Picking Out a Frame

Wood or metal? Classic or contemporary? Statement-making thick or barely there minimalist? There are a lot of choices when picking out a picture frame, not to mention choosing a mat and deciding whether you want glare-free or just regular glass. My wife and I face this decision now and again when we decide to frame something important – a new photo of our children or a piece of art we’ve found.

Frames matter. Here’s another angle to framing. It’s about how conversations get framed, especially conversations about communities and organizations, the places where we live, organizations where we work.

Perhaps a visit to fictitious Midville can illustrate the point. Think of Midville as an average community. It could be a town or a neighborhood. Its residents are good folks – folks who care about where they live.

When they gather at the corner coffee shop, the beauty parlor, at their kids’ soccer games or even virtually in the online discussion board, midvillebabble.com, they talk about what’s going on in the community. Each of these discussions is framed in a specific way that sets the parameters and points toward a specific direction.

David Cooperrider, a professor of organizational behavior at Case Western Reserve University, noted that people and organizations move in the direction of their conversations, and the way in which those conversations get framed help to determine what that direction will be. Cooperrider developed something he called “appreciative inquiry” or AI. He defines AI as, “the cooperative search for the best in people, their organizations, and the world around them.”

I don’t know what conversations are like in your community, but in Midville, they are not always focused on the best of the world around them. It’s not their fault, really; most people are programmed to focus on the problems, to diagnose what’s wrong so that it can be fixed. Morning conversations around the corner table in the Midville Café are often about lazy kids, backdoor political deals and good-paying factory jobs that no longer exist.

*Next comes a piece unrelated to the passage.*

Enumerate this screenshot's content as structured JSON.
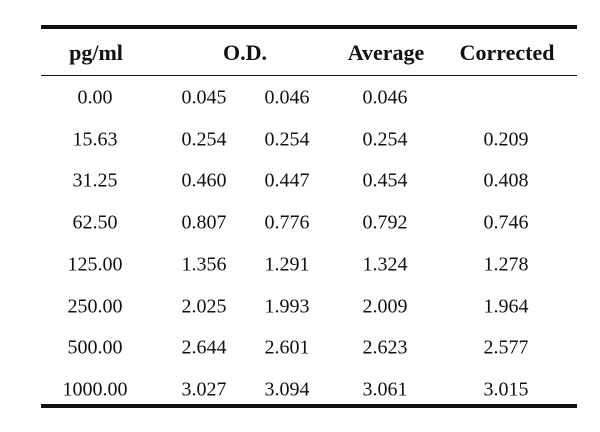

Conversations about problems. 

Cooperrider’s work isn’t based on some Pollyanna, head-in-the-sand notion of ignoring problems. It is based on the science of human and organizational behavior. The idea is that instead of focusing on negation, criticism and spiraling diagnosis, we can turn our attention toward discovery, dreaming and designing together. This is especially powerful when it comes to communities. When we come together – whether as an informal group of residents or at the invitation of some elected official or community group – the way in which the conversation gets framed makes a difference. And framing a discussion to facilitate discovery, dreaming and designing the future usually leads us to a good place.

Let’s take another peek at Midville. Some of the shopkeepers are concerned about teenagers loitering outside their stores, intimidating customers and being an overall nuisance. So, they call a meeting with the mayor and the police department to make sure someone does something about this problem. You can probably anticipate the direction that conversation is likely to take. 

Advocates of AI say that a much more positive outcome could result from a conversation framed differently, perhaps like this:  

Imagine Midville as a place where shoppers consistently have a good shopping experience and our young people have a safe place to hang out and socialize. What would that look like?

According to AI, when you frame a discussion like this and engage a cross section of people – shopkeepers, customers, youth, along with the police and the mayor’s office – in answering the question, you will get a very different outcome, one that results in creative solutions and new ideas that no single person had before entering the room.

Powerful discussions begin with “what if,” “how,” “why” and, my favorite, “imagine.” Less-powerful discussions usually start with words like “who,” “when” and “where.” When framing discussions for community conversations, one additional piece of advice is to make sure the question being asked is one to which the answer is not already known. If it is, there’s no need for any inquiry

When we go to the trouble and expense of framing something for our home, it’s usually because the object being framed is important to us; it has value. The same is true for our communities. Most of us value the place where we live. When we have conversations about our communities and our organizations, we should give some thought to picking out the right frame.